Paroles déchaînées
La petite fille, face à la mer en furie: “Pourquoi déverses-tu ta rage sur le rivage, mer sans fin?”
La mer déchaînée, en grondant avec la force du monde: “Je ne rage pas, je parle; c’est l’univers qui s’exprime à travers mes tempêtes.”
La petite fille, une lueur de défiance dans le regard: “Parle moins fort alors, je ne veux pas entendre la colère du ciel.”
La mer déchaînée, avec la douceur d’un secret ancien: “Ce n’est pas la colère, mais la passion de vivre, le désir ardent de chaque goutte d’exister pleinement.”
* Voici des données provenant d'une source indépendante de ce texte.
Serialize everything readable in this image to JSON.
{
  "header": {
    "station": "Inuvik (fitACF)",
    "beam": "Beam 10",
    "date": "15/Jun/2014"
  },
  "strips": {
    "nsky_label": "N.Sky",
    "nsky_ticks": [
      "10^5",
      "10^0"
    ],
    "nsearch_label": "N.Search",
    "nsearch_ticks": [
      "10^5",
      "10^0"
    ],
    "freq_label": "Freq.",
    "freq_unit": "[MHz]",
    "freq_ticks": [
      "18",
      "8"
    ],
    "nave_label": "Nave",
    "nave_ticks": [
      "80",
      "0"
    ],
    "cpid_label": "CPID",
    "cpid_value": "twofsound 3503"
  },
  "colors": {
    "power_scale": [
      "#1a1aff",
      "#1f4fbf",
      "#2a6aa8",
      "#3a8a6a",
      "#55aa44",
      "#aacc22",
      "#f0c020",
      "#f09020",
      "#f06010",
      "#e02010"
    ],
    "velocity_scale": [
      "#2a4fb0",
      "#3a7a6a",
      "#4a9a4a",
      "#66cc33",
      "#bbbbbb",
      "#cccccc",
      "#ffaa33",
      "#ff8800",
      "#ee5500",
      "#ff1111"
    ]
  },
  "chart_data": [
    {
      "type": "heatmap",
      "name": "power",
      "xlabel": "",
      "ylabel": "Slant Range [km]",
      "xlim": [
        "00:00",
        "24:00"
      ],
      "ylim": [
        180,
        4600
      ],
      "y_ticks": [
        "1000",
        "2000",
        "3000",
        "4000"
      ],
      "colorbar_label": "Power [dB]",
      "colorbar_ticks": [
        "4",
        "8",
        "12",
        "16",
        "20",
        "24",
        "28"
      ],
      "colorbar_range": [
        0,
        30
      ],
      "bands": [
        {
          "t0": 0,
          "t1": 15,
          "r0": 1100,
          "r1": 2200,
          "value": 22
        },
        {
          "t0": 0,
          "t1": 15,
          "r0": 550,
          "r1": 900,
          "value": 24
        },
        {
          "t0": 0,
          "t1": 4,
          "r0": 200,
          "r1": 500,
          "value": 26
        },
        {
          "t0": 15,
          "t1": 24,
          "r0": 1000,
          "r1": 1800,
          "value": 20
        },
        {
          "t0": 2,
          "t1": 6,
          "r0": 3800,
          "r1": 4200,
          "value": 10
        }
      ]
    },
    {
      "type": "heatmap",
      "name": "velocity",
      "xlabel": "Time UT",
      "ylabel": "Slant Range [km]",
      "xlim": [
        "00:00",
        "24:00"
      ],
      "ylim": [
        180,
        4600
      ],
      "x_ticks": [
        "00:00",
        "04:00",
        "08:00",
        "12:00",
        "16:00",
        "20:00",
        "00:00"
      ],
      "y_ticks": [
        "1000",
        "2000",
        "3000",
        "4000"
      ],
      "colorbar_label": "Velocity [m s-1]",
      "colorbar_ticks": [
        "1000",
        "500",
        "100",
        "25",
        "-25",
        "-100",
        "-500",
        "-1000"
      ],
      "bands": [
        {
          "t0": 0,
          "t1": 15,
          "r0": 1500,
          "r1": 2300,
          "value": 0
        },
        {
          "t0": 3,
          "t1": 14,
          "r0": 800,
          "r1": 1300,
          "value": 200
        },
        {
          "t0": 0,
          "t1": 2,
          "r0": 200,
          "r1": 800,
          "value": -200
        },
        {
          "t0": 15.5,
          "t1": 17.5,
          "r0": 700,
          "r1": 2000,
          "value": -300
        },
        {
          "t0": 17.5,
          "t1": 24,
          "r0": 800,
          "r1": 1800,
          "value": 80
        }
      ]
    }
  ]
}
La petite fille, dessinant du doigt un cercle dans l’air: “Et si je tournais le dos à la tempête, que me dirais-tu?”
La mer déchaînée, sa voix se faisant mélodie: “Je te dirais que le calme n’est pas l’absence de fureur, mais la paix trouvée au cœur du tourment.”
La petite fille, bravant l’écume: “Comment puis-je apprendre à rester tranquille alors que tout bouge?”
La mer déchaînée, un soupir dans la brume: “En étant comme le sable; laisse mes vagues t’enseigner la résilience sans fin.”
La petite fille, fermant les yeux face à l’éclatante écume: “Je fermerai les yeux, et dans ton tumulte, je trouverai mon repos.”
La mer déchaînée, reculant doucement: “Dans ton silence, tu as compris; même dans ma fureur, je porte en moi un havre de calme.”
La petite fille, concluant avec une voix aussi douce que la brise: “Alors je serai comme toi, mer puissante; je porterai mon calme au sein de la tempête. La leçon est dans le courage d’affronter, et non dans l’art d’éviter.”